Dearborn followed with a pair of free throws, a jumper and another free throw to cap the run. It was a complete reversal from how Cony opened the second half of its loss to Maranacook, which Maines said had become a point of emphasis for the team.
“That was huge,” Maines said. “We had been struggling with early third quarters, (in) the Maranacook game, at Medomak, where we had leads and gave it away in the third, so we really talked a lot yesterday about having a focus in the second half. It was great to see the kids respond to it.”
Dearborn scored 13 points in the third quarter alone, hitting everything from open threes to pull-up jumpers to runners through contact in the paint.
“He’s tough,” Maines said. “Dakota has a great nose for scoring.

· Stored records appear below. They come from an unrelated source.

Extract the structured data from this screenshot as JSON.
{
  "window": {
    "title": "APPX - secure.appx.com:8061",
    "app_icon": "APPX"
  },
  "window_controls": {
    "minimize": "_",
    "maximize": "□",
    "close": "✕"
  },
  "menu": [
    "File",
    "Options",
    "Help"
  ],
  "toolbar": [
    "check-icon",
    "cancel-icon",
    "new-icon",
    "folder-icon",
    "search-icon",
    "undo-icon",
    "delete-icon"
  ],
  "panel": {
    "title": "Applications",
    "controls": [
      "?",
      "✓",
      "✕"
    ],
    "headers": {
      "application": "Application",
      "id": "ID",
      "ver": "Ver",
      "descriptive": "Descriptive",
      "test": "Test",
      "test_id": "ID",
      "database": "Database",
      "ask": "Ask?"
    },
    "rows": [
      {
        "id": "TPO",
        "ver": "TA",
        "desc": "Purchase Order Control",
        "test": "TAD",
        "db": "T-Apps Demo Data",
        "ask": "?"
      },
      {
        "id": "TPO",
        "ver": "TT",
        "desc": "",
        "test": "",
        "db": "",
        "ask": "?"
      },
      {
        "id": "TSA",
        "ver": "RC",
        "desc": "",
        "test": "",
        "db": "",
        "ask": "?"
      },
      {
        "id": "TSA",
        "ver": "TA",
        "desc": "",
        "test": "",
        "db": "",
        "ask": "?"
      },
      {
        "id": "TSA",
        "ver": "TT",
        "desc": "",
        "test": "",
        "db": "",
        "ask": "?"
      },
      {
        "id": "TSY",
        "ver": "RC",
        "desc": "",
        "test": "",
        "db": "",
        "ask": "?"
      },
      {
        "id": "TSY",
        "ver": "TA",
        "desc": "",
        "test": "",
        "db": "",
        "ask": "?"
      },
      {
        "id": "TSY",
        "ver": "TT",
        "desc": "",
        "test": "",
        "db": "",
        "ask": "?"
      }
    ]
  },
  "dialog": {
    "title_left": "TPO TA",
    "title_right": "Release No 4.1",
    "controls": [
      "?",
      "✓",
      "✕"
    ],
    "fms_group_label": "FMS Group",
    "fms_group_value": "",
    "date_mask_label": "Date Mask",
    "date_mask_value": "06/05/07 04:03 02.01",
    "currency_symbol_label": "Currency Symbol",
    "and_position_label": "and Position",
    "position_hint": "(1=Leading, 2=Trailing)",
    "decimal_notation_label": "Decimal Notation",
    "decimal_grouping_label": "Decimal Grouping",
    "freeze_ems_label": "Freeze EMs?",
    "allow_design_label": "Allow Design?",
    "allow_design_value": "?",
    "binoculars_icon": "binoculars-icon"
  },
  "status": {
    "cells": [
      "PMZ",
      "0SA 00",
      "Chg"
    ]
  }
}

He scores at weird angles, and then he’s knocking down jump shots. … That helps his game because they have to extend to guard, and he can go by guys.”
The run through the iron of A North continues when Cony hosts 12-0 Hampden on Saturday after a Thursday game against Erskine. Maines knows if the team that showed up Tuesday comes to play at the end of the week, it’ll have a good shot.
“The way the kids came out and battled right from the very jump, (after) challenging them about rebounding, they did it,” he said. “The ball moved quicker, we cut harder. All of those things that we stressed and talked about, they did. Credit to our guys, they played their butts off.”